当のイギリスはミレスティナーレに徹甲弾を輸出してしまったのだが、ミレスティナーレが想定している相手に徹甲弾は過剰だったのでは?と気付くのは輸出し終えた後だった。
ただ、スフィアナがミレスティナーレで大規模なタングステン鉱山を確保したので供給源に問題は無く「まぁ、良いか。
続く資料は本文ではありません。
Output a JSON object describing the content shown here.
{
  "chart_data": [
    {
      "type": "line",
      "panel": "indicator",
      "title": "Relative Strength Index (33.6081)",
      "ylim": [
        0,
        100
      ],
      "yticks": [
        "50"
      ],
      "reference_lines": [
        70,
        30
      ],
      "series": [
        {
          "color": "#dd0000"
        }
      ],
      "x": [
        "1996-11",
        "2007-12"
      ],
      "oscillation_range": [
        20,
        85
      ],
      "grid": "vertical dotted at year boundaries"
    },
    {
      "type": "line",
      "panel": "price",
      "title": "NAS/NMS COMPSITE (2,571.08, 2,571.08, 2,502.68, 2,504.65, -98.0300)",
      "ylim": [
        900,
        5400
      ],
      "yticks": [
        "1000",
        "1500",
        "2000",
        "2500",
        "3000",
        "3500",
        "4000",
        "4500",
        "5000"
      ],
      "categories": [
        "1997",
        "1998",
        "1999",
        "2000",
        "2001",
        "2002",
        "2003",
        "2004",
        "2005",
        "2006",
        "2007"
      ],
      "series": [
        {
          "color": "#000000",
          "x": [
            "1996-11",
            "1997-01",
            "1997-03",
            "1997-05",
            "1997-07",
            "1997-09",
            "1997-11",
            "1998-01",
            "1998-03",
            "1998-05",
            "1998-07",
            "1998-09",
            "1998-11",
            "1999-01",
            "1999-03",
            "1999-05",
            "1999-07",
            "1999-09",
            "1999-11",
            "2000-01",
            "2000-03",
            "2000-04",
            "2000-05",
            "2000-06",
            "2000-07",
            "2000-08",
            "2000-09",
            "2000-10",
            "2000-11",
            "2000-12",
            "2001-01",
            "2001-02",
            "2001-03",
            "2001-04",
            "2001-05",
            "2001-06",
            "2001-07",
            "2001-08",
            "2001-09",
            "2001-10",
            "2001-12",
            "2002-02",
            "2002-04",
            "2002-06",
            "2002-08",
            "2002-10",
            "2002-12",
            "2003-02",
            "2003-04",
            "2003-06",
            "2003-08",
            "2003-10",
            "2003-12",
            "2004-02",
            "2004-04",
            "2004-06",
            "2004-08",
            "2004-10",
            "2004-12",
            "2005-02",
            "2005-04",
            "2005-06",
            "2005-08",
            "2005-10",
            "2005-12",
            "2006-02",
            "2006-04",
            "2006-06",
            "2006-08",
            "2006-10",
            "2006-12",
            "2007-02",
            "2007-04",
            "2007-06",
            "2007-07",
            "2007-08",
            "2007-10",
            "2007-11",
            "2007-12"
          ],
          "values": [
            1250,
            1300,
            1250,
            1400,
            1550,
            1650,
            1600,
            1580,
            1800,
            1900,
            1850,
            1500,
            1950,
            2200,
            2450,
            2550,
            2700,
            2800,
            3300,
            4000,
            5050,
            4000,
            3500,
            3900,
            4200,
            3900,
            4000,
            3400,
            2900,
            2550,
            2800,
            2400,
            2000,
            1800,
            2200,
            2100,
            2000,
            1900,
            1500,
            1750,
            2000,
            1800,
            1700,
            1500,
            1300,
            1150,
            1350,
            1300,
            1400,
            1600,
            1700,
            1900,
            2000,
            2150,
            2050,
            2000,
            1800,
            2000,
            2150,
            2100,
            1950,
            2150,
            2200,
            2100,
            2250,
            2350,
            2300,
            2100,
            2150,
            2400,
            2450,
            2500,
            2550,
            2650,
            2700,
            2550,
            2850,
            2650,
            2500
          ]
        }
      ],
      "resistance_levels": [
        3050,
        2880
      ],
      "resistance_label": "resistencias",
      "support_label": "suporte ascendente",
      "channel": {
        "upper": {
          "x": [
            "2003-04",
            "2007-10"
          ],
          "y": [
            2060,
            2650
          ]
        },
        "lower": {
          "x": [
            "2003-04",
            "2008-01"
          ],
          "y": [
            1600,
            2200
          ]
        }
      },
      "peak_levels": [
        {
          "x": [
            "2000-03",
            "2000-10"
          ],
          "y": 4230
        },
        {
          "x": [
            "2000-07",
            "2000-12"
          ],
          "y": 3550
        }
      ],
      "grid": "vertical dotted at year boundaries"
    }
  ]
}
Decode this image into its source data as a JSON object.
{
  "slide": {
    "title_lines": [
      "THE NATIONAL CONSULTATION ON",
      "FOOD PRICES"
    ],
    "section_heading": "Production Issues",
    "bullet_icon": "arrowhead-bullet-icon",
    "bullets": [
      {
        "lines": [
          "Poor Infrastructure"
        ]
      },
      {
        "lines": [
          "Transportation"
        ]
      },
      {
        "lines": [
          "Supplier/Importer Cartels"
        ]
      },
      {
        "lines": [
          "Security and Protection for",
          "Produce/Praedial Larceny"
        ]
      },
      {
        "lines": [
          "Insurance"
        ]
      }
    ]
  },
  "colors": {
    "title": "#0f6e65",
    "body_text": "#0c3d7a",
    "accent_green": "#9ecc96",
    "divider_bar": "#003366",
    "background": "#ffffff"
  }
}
」となっている。
「命中!」
そんな訳で『チャレンジャー1』戦車から発射された徹甲弾はミレスティナーレ陸軍で使われていた廃戦車に見事命中し、貫通した。
目標との距離は約3000mである。
そのような距離から1発で命中弾を出す事など、これまでのミレスティナーレ帝国軍では出来なかった。
「あの距離から初弾から命中弾を出すとは・・・」
「威力もこれまでのと比べて段違いだ。」
「問題はこれまでの戦車と比べて重いという事か・・・」
これまでのミレスティナーレ帝国軍の戦車の重量は約35t程である。
だが、この『チャレンジャー1』戦車は原型と比べて軽量化されているとはいえ約48tもの重量がある。
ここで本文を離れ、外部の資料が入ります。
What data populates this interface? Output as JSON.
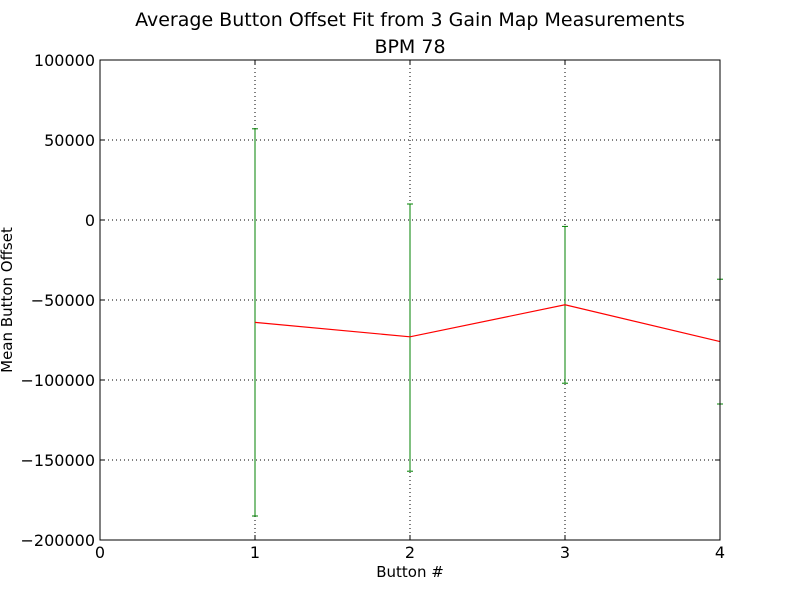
{
  "chart_data": {
    "type": "line",
    "title": "Average Button Offset Fit from 3 Gain Map Measurements",
    "subtitle": "BPM 78",
    "xlabel": "Button #",
    "ylabel": "Mean Button Offset",
    "xlim": [
      0,
      4
    ],
    "ylim": [
      -200000,
      100000
    ],
    "x_ticks": [
      0,
      1,
      2,
      3,
      4
    ],
    "y_ticks": [
      -200000,
      -150000,
      -100000,
      -50000,
      0,
      50000,
      100000
    ],
    "x_tick_labels": [
      "0",
      "1",
      "2",
      "3",
      "4"
    ],
    "y_tick_labels": [
      "−200000",
      "−150000",
      "−100000",
      "−50000",
      "0",
      "50000",
      "100000"
    ],
    "grid": true,
    "series": [
      {
        "x": [
          1,
          2,
          3,
          4
        ],
        "y": [
          -64000,
          -73000,
          -53000,
          -76000
        ],
        "yerr_upper": [
          57000,
          10000,
          -4000,
          -37000
        ],
        "yerr_lower": [
          -185000,
          -157000,
          -102000,
          -115000
        ]
      }
    ],
    "colors": {
      "line": "#ff0000",
      "errorbar": "#008000",
      "grid": "#000000",
      "axes": "#000000"
    }
  }
}
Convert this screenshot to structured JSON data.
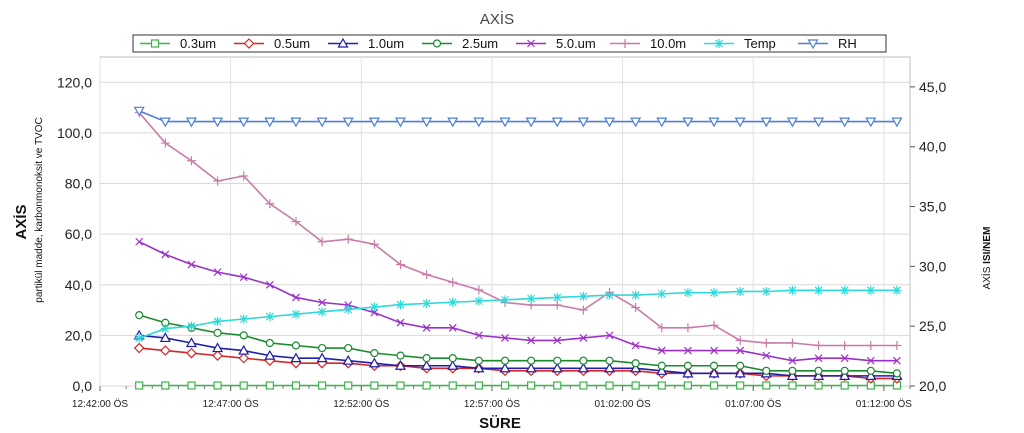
{
  "chart_data": {
    "type": "line",
    "title": "AXİS",
    "xlabel": "SÜRE",
    "ylabel": "AXİS",
    "ylabel_sub": "partikül madde, karbonmonoksit ve TVOC",
    "y2label_prefix": "AXİS",
    "y2label_bold": "ISI/NEM",
    "ylim": [
      0,
      130
    ],
    "y2lim": [
      20,
      47.5
    ],
    "y_ticks": [
      "0,0",
      "20,0",
      "40,0",
      "60,0",
      "80,0",
      "100,0",
      "120,0"
    ],
    "y_tick_values": [
      0,
      20,
      40,
      60,
      80,
      100,
      120
    ],
    "y2_ticks": [
      "20,0",
      "25,0",
      "30,0",
      "35,0",
      "40,0",
      "45,0"
    ],
    "y2_tick_values": [
      20,
      25,
      30,
      35,
      40,
      45
    ],
    "xlim": [
      0,
      31
    ],
    "x_ticks": [
      "12:42:00 ÖS",
      "12:47:00 ÖS",
      "12:52:00 ÖS",
      "12:57:00 ÖS",
      "01:02:00 ÖS",
      "01:07:00 ÖS",
      "01:12:00 ÖS"
    ],
    "x_tick_values": [
      0,
      5,
      10,
      15,
      20,
      25,
      30
    ],
    "x": [
      1.5,
      2.5,
      3.5,
      4.5,
      5.5,
      6.5,
      7.5,
      8.5,
      9.5,
      10.5,
      11.5,
      12.5,
      13.5,
      14.5,
      15.5,
      16.5,
      17.5,
      18.5,
      19.5,
      20.5,
      21.5,
      22.5,
      23.5,
      24.5,
      25.5,
      26.5,
      27.5,
      28.5,
      29.5,
      30.5
    ],
    "series": [
      {
        "name": "0.3um",
        "color": "#3cb44b",
        "marker": "square",
        "axis": "left",
        "values": [
          0.2,
          0.2,
          0.2,
          0.2,
          0.2,
          0.2,
          0.2,
          0.2,
          0.2,
          0.2,
          0.2,
          0.2,
          0.2,
          0.2,
          0.2,
          0.2,
          0.2,
          0.2,
          0.2,
          0.2,
          0.2,
          0.2,
          0.2,
          0.2,
          0.2,
          0.2,
          0.2,
          0.2,
          0.2,
          0.2
        ]
      },
      {
        "name": "0.5um",
        "color": "#d62728",
        "marker": "diamond",
        "axis": "left",
        "values": [
          15,
          14,
          13,
          12,
          11,
          10,
          9,
          9,
          9,
          8,
          8,
          7,
          7,
          7,
          6,
          6,
          6,
          6,
          6,
          6,
          5,
          5,
          5,
          5,
          4,
          4,
          4,
          4,
          3,
          3
        ]
      },
      {
        "name": "1.0um",
        "color": "#1f1fa8",
        "marker": "triangle-up",
        "axis": "left",
        "values": [
          20,
          19,
          17,
          15,
          14,
          12,
          11,
          11,
          10,
          9,
          8,
          8,
          8,
          7,
          7,
          7,
          7,
          7,
          7,
          7,
          6,
          5,
          5,
          5,
          5,
          4,
          4,
          4,
          4,
          4
        ]
      },
      {
        "name": "2.5um",
        "color": "#1a8a2e",
        "marker": "circle",
        "axis": "left",
        "values": [
          28,
          25,
          23,
          21,
          20,
          17,
          16,
          15,
          15,
          13,
          12,
          11,
          11,
          10,
          10,
          10,
          10,
          10,
          10,
          9,
          8,
          8,
          8,
          8,
          6,
          6,
          6,
          6,
          6,
          5
        ]
      },
      {
        "name": "5.0.um",
        "color": "#9b30c8",
        "marker": "x",
        "axis": "left",
        "values": [
          57,
          52,
          48,
          45,
          43,
          40,
          35,
          33,
          32,
          29,
          25,
          23,
          23,
          20,
          19,
          18,
          18,
          19,
          20,
          16,
          14,
          14,
          14,
          14,
          12,
          10,
          11,
          11,
          10,
          10
        ]
      },
      {
        "name": "10.0m",
        "color": "#c97ba8",
        "marker": "plus",
        "axis": "left",
        "values": [
          108,
          96,
          89,
          81,
          83,
          72,
          65,
          57,
          58,
          56,
          48,
          44,
          41,
          38,
          33,
          32,
          32,
          30,
          37,
          31,
          23,
          23,
          24,
          18,
          17,
          17,
          16,
          16,
          16,
          16
        ]
      },
      {
        "name": "Temp",
        "color": "#2fd9d9",
        "marker": "asterisk",
        "axis": "right",
        "values": [
          24.0,
          24.8,
          25.0,
          25.4,
          25.6,
          25.8,
          26.0,
          26.2,
          26.4,
          26.6,
          26.8,
          26.9,
          27.0,
          27.1,
          27.2,
          27.3,
          27.4,
          27.5,
          27.6,
          27.6,
          27.7,
          27.8,
          27.8,
          27.9,
          27.9,
          28.0,
          28.0,
          28.0,
          28.0,
          28.0
        ]
      },
      {
        "name": "RH",
        "color": "#4f7fd6",
        "marker": "triangle-down",
        "axis": "right",
        "values": [
          43.0,
          42.1,
          42.1,
          42.1,
          42.1,
          42.1,
          42.1,
          42.1,
          42.1,
          42.1,
          42.1,
          42.1,
          42.1,
          42.1,
          42.1,
          42.1,
          42.1,
          42.1,
          42.1,
          42.1,
          42.1,
          42.1,
          42.1,
          42.1,
          42.1,
          42.1,
          42.1,
          42.1,
          42.1,
          42.1
        ]
      }
    ],
    "grid": true,
    "legend_position": "top"
  }
}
更にミレスティナーレの建築技術やインフラは日本やイギリスなどのインフラ先進国と比べて未熟である。
そうなると、かなりの橋や道路が耐久力不足で通れないという事態が起こりかねなかった。
更に移動する場合はトランスポンターに搭載する為、全部で50tを超えてしまう。
ただ、それを上回る能力は持っている為、インフラを強化するしか方法は無いのだが。